[IAEP] Physics - Lesson plans ideas?
alan.nemo at yahoo.com
Sat Aug 15 22:59:01 EDT 2009
>I'm not sure how your argument here would not apply also to etoys?
It does if you try to teach how the real world works by making computer simulations without doing experiments.
But if you'll check out our materials carefully, we never do that. We always keep clear the distinction between "real math" (and the fact that you can do a lot of neat things with real math that are not seen in our physical universe (and can easily be at odds with what is seen) and thus are special kinds of usually consistent stories) and that of "real science" which is done by making careful observations of the real world the final arbiter of all stories (no matter how pretty and consistent they might be) we might make up.
This is why when teaching children we separate the math of speed and acceleration (using the cars on the screen and "increase by") from investigations into the science of how things fall by about 4 months.

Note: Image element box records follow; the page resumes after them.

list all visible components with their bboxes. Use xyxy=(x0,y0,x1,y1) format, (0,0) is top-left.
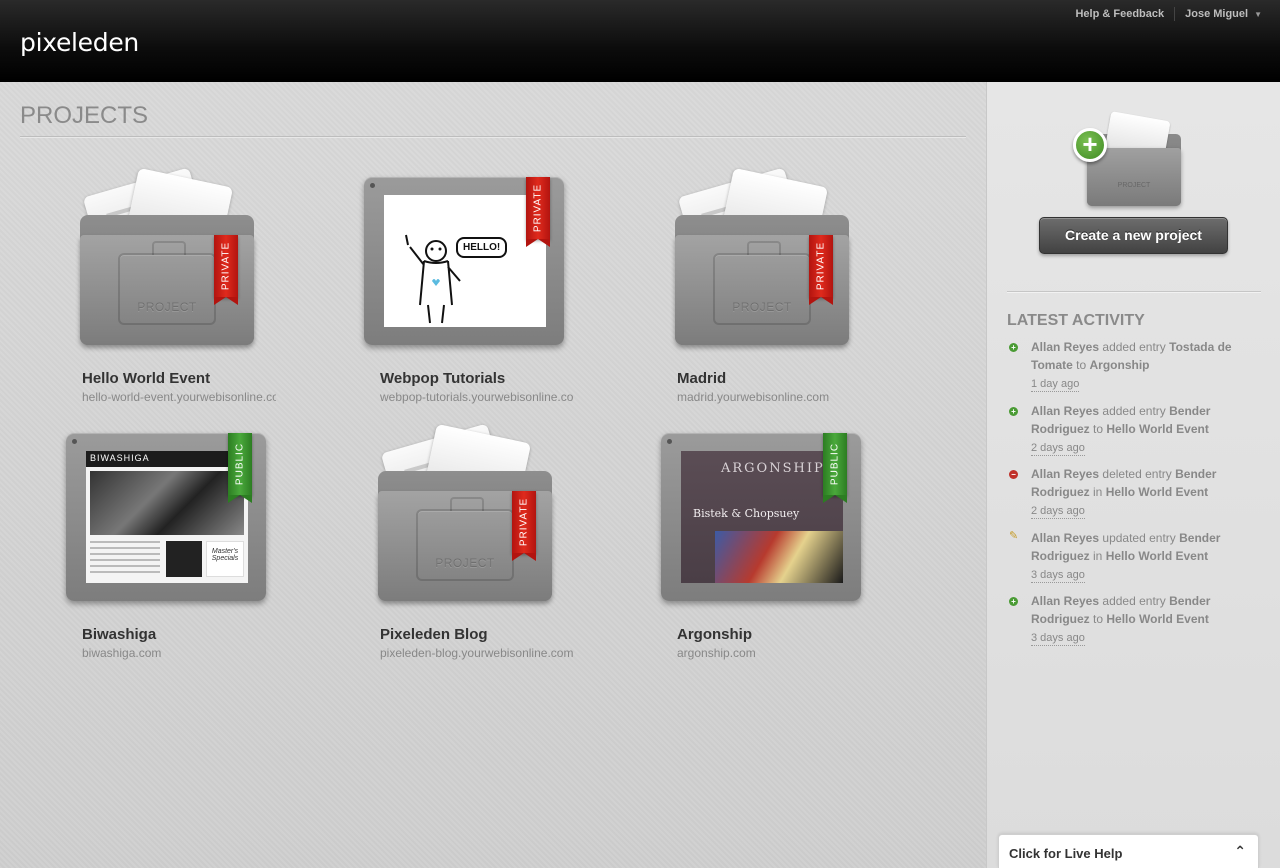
top-links-divider xyxy=(1174,7,1176,21)
activity-user[interactable]: Allan Reyes xyxy=(1031,404,1099,418)
project-screenshot: ARGONSHIP Bistek & Chopsuey xyxy=(681,451,843,583)
live-help-label: Click for Live Help xyxy=(1009,846,1123,861)
project-card-webpop-tutorials[interactable]: HELLO! PRIVATE Webpop Tutorials webpop-t… xyxy=(364,177,584,407)
activity-time: 2 days ago xyxy=(1031,441,1085,456)
top-bar: pixeleden Help & Feedback Jose Miguel ▼ xyxy=(0,0,1280,82)
activity-action: added entry xyxy=(1102,403,1166,418)
activity-target[interactable]: Hello World Event xyxy=(1106,612,1208,626)
visibility-ribbon: PRIVATE xyxy=(214,235,238,305)
activity-time: 2 days ago xyxy=(1031,505,1085,520)
project-card-hello-world-event[interactable]: PROJECT PRIVATE Hello World Event hello-… xyxy=(66,167,286,407)
activity-user[interactable]: Allan Reyes xyxy=(1031,531,1099,545)
activity-user[interactable]: Allan Reyes xyxy=(1031,467,1099,481)
activity-item: + Allan Reyes added entry Bender Rodrigu… xyxy=(1009,402,1259,466)
delete-icon: − xyxy=(1009,470,1018,480)
create-project-button[interactable]: Create a new project xyxy=(1039,217,1228,254)
activity-target[interactable]: Hello World Event xyxy=(1106,485,1208,499)
project-name[interactable]: Madrid xyxy=(677,370,726,387)
add-icon: + xyxy=(1009,597,1018,607)
projects-panel: PROJECTS PROJECT PRIVATE Hello World Eve… xyxy=(0,82,986,868)
visibility-ribbon: PRIVATE xyxy=(809,235,833,305)
help-feedback-link[interactable]: Help & Feedback xyxy=(1075,8,1164,20)
activity-target[interactable]: Hello World Event xyxy=(1106,422,1208,436)
project-url[interactable]: webpop-tutorials.yourwebisonline.com xyxy=(380,390,574,404)
project-name[interactable]: Webpop Tutorials xyxy=(380,370,505,387)
activity-time: 3 days ago xyxy=(1031,568,1085,583)
activity-target[interactable]: Argonship xyxy=(1090,358,1150,372)
logo[interactable]: pixeleden xyxy=(20,28,139,57)
activity-list: + Allan Reyes added entry Tostada de Tom… xyxy=(1009,338,1259,656)
chevron-up-icon: ⌃ xyxy=(1234,843,1246,859)
plus-icon: + xyxy=(1073,128,1107,162)
activity-action: deleted entry xyxy=(1102,467,1172,482)
project-card-pixeleden-blog[interactable]: PROJECT PRIVATE Pixeleden Blog pixeleden… xyxy=(364,423,584,663)
pencil-icon: ✎ xyxy=(1009,529,1019,542)
activity-action: updated entry xyxy=(1102,530,1176,545)
activity-prep: to xyxy=(1093,612,1104,627)
activity-heading: LATEST ACTIVITY xyxy=(1007,312,1145,329)
project-card-biwashiga[interactable]: BIWASHIGA Master's Specials PUBLIC Biwas… xyxy=(66,433,286,663)
new-project-icon[interactable]: PROJECT + xyxy=(1073,111,1181,208)
project-screenshot: HELLO! xyxy=(384,195,546,327)
page-title: PROJECTS xyxy=(20,102,966,137)
chevron-down-icon: ▼ xyxy=(1254,10,1262,19)
activity-time: 1 day ago xyxy=(1031,378,1080,392)
activity-item: + Allan Reyes added entry Bender Rodrigu… xyxy=(1009,592,1259,656)
visibility-ribbon: PRIVATE xyxy=(526,177,550,247)
sidebar-divider xyxy=(1007,291,1261,292)
activity-target[interactable]: Hello World Event xyxy=(1106,549,1208,563)
project-name[interactable]: Hello World Event xyxy=(82,370,210,387)
top-links: Help & Feedback Jose Miguel ▼ xyxy=(1075,7,1262,21)
user-menu[interactable]: Jose Miguel ▼ xyxy=(1185,8,1262,20)
project-url[interactable]: argonship.com xyxy=(677,646,871,660)
activity-time: 3 days ago xyxy=(1031,632,1085,647)
project-name[interactable]: Pixeleden Blog xyxy=(380,626,488,643)
activity-prep: in xyxy=(1093,485,1103,500)
project-screenshot: BIWASHIGA Master's Specials xyxy=(86,451,248,583)
activity-action: added entry xyxy=(1102,340,1166,354)
visibility-ribbon: PUBLIC xyxy=(228,433,252,503)
project-url[interactable]: biwashiga.com xyxy=(82,646,276,660)
activity-user[interactable]: Allan Reyes xyxy=(1031,594,1099,608)
add-icon: + xyxy=(1009,406,1018,416)
project-name[interactable]: Argonship xyxy=(677,626,752,643)
add-icon: + xyxy=(1009,343,1018,352)
activity-prep: in xyxy=(1093,548,1103,563)
sidebar: PROJECT + Create a new project LATEST AC… xyxy=(986,82,1280,868)
project-url[interactable]: hello-world-event.yourwebisonline.com xyxy=(82,390,276,404)
project-name[interactable]: Biwashiga xyxy=(82,626,156,643)
activity-item: ✎ Allan Reyes updated entry Bender Rodri… xyxy=(1009,529,1259,593)
activity-user[interactable]: Allan Reyes xyxy=(1031,340,1099,354)
activity-item: − Allan Reyes deleted entry Bender Rodri… xyxy=(1009,465,1259,529)
activity-prep: to xyxy=(1076,358,1087,372)
live-help-button[interactable]: Click for Live Help ⌃ xyxy=(998,834,1259,868)
activity-action: added entry xyxy=(1102,594,1166,609)
project-card-madrid[interactable]: PROJECT PRIVATE Madrid madrid.yourwebiso… xyxy=(661,167,881,407)
activity-item: + Allan Reyes added entry Tostada de Tom… xyxy=(1009,338,1259,402)
visibility-ribbon: PRIVATE xyxy=(512,491,536,561)
activity-prep: to xyxy=(1093,421,1104,436)
speech-bubble: HELLO! xyxy=(456,237,508,258)
user-name: Jose Miguel xyxy=(1185,8,1249,20)
project-url[interactable]: madrid.yourwebisonline.com xyxy=(677,390,871,404)
project-card-argonship[interactable]: ARGONSHIP Bistek & Chopsuey PUBLIC Argon… xyxy=(661,433,881,663)
project-url[interactable]: pixeleden-blog.yourwebisonline.com xyxy=(380,646,574,660)
visibility-ribbon: PUBLIC xyxy=(823,433,847,503)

This technique is as old as real science, was used by Newton (it's one of the many charms of the Principia), and both used and advocated by Einstein.
And the other distinction with the use of Etoys is that the actual real math of the phenomena (whether just math on the screen of the computer or as a mapping relationship between observation and mathematical modeling) is actually derived and done directly by the children. (And in earlier grades this is done without computers, etc.)
This is completely different than giving children software which may or may not work like the real world but at its best it is as mysterious as the real world was before science, and at its worst (where it is not like the real world) it is even more misleading.
This is missing what science is actually about. And sadly, though we can do real math on the computer, we also find a myriad of approaches that bypass "real math" for various kinds of "math appreciation" or "math flybys" or "math grazings". Both of these are nicely covered by a gentle but firm ancient reprimand by teacher Euclid to student Ptolemy "Sire, there is no Royal Road to Geometry".
I'm happy to answer questions about this vital issue.
From: Bill Kerr <billkerr at gmail.com>
To: Alan Kay <alan.nemo at yahoo.com>
Cc: Gary C Martin <gary at garycmartin.com>; iaep SugarLabs <iaep at lists.sugarlabs.org>; Brian Jordan <bcjordan at gmail.com>; Asaf Paris Mandoki <asafpm at gmail.com>
Sent: Saturday, August 15, 2009 7:38:06 PM
Subject: Re: [IAEP] Physics - Lesson plans ideas?
I'm not sure how your argument here would not apply also to etoys?
Is your objection mainly to the name of the program - physics?
On Sun, Aug 16, 2009 at 12:00 PM, Alan Kay <alan.nemo at yahoo.com> wrote:
>I've previously written a fair amount on this list about what real science is actually about and it would be tiresome to repeat it.
>And I'm sure you have reasons for what you've been suggesting in this thread about ways to use a simulation software package in Sugar.
>But are you sure that these reasons have anything to do with real science and how to go about teaching it to children?